Jumlah hakim ad hoc tipikor saat ini, sekitar 201 orang. Rinciannya, 8 orang pada tingkat kasasi, 61 orang pada tingkat banding, dan 131 orang pada tingkat pertama. Masing-masing hakim ad hoc ini mendapatkan besaran tunjangan yang berbeda.
 
Tunjangan hakim ad hoc diatur dalam Peraturan Presiden Nomor 5 Tahun 2013. Dimana tunjangan hakim adhoc pada pengadilan tindak pidana korupsi ditentukan untuk tingkat pertama Rp20.500.000 per bulan;  Pengadilan tingkat banding Rp25.000.000; dan pengadilan tingkat kasasi Rp40.000.000.

Selanjutnya, tunjangan hakim ad hoc pada PHI tingkat pertama Rp17.500.000; Pengadilan pada tingkat kasasi Rp32.500.000. Sedangkan tunjangan hakim ad hoc pada Pengadilan Perikanan hanya ada di tingkat pertama sebesar Rp17.500.000,00.
 
Penjelasan tersebut disampaikan Suhadi saat menjawab pernyataan MK dalam sidang lanjutan pengujian UU ASS yang dimohonkan hakim ad hoc Gazalba Saleh, Lufsiana, Sumali dan kawan-kawan.

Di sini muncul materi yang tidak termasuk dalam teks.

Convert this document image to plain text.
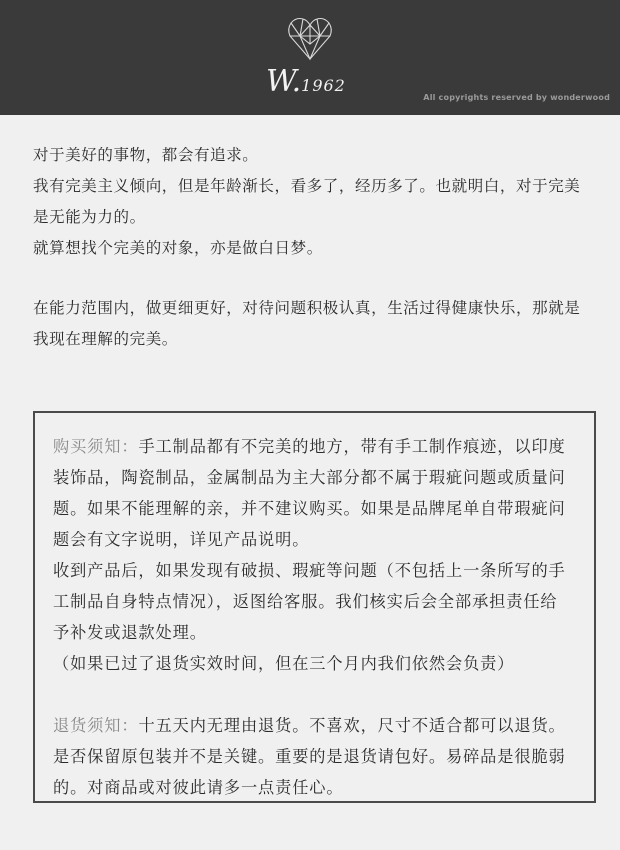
W.1962
All copyrights reserved by wonderwood

对于美好的事物，都会有追求。

我有完美主义倾向，但是年龄渐长，看多了，经历多了。也就明白，对于完美

是无能为力的。

就算想找个完美的对象，亦是做白日梦。

在能力范围内，做更细更好，对待问题积极认真，生活过得健康快乐，那就是

我现在理解的完美。

购买须知：手工制品都有不完美的地方，带有手工制作痕迹，以印度

装饰品，陶瓷制品，金属制品为主大部分都不属于瑕疵问题或质量问

题。如果不能理解的亲，并不建议购买。如果是品牌尾单自带瑕疵问

题会有文字说明，详见产品说明。

收到产品后，如果发现有破损、瑕疵等问题（不包括上一条所写的手

工制品自身特点情况），返图给客服。我们核实后会全部承担责任给

予补发或退款处理。

（如果已过了退货实效时间，但在三个月内我们依然会负责）

退货须知：十五天内无理由退货。不喜欢，尺寸不适合都可以退货。

是否保留原包装并不是关键。重要的是退货请包好。易碎品是很脆弱

的。对商品或对彼此请多一点责任心。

Seperti diketahui, dalam Pasal 122 huruf e UU ASN,  keberadaan hakim ad hoc tidak diakui sebagai pejabat negara. Pasal inilah yang tengah digugat sebelas hakim ad hoc dari sejumlah wilayah di Indonesia.
 
Mereka meminta Mahkamah Konstitusi menguji Pasal 122 huruf e dan membatalkan pasal yang menyatakan hakim ad hoc bukan pejabat negara. Para pemohon menilai pasal tersebut imperfect (tidak sempurna) karena materi muatan diatur dalam aparatur sipil negara yang berada dalam domain eksekutif. Sedangkan hakim ad hoc termasuk dalam domain yudikatif yang sudah diatur dalam UU Kekuasaan Kehakiman.
 
Akibat pasal tersebut, menurut mereka, setiap proses pemeriksaan dan produk putusan pengadilan khusus yang majelis hakimnya beranggotakan hakim ad hoc menjadi ilegal dan batal demi hukum karena tidak memiliki legitimasi dan legalitas kewenangan untuk memeriksa dan mengadili perkara.
 
Menurut Gazalba Saleh, salah satu pemohon, pasal tersebut juga bertentangan dengan dua surat yang dikeluarkan MA terkait status hakim ad hoc. “Selama kepemimpinan pak Ketua MA Hatta Ali dan mantan ketua MA Haripin Tumpa, MA telah mengeluarkan dua surat terkait status hakim ad hoc, apakah pejabat negara atau tidak,” ungkapnya.
 
Surat pertama bernomor 35 Tahun 2012 menerangkan hakim ad hoc adalah pejabat negara. Begitu juga dengan surat bernomor 96 Tahun 2011 yang juga menyatakan hakim ad hoc adalah pejabat Negara.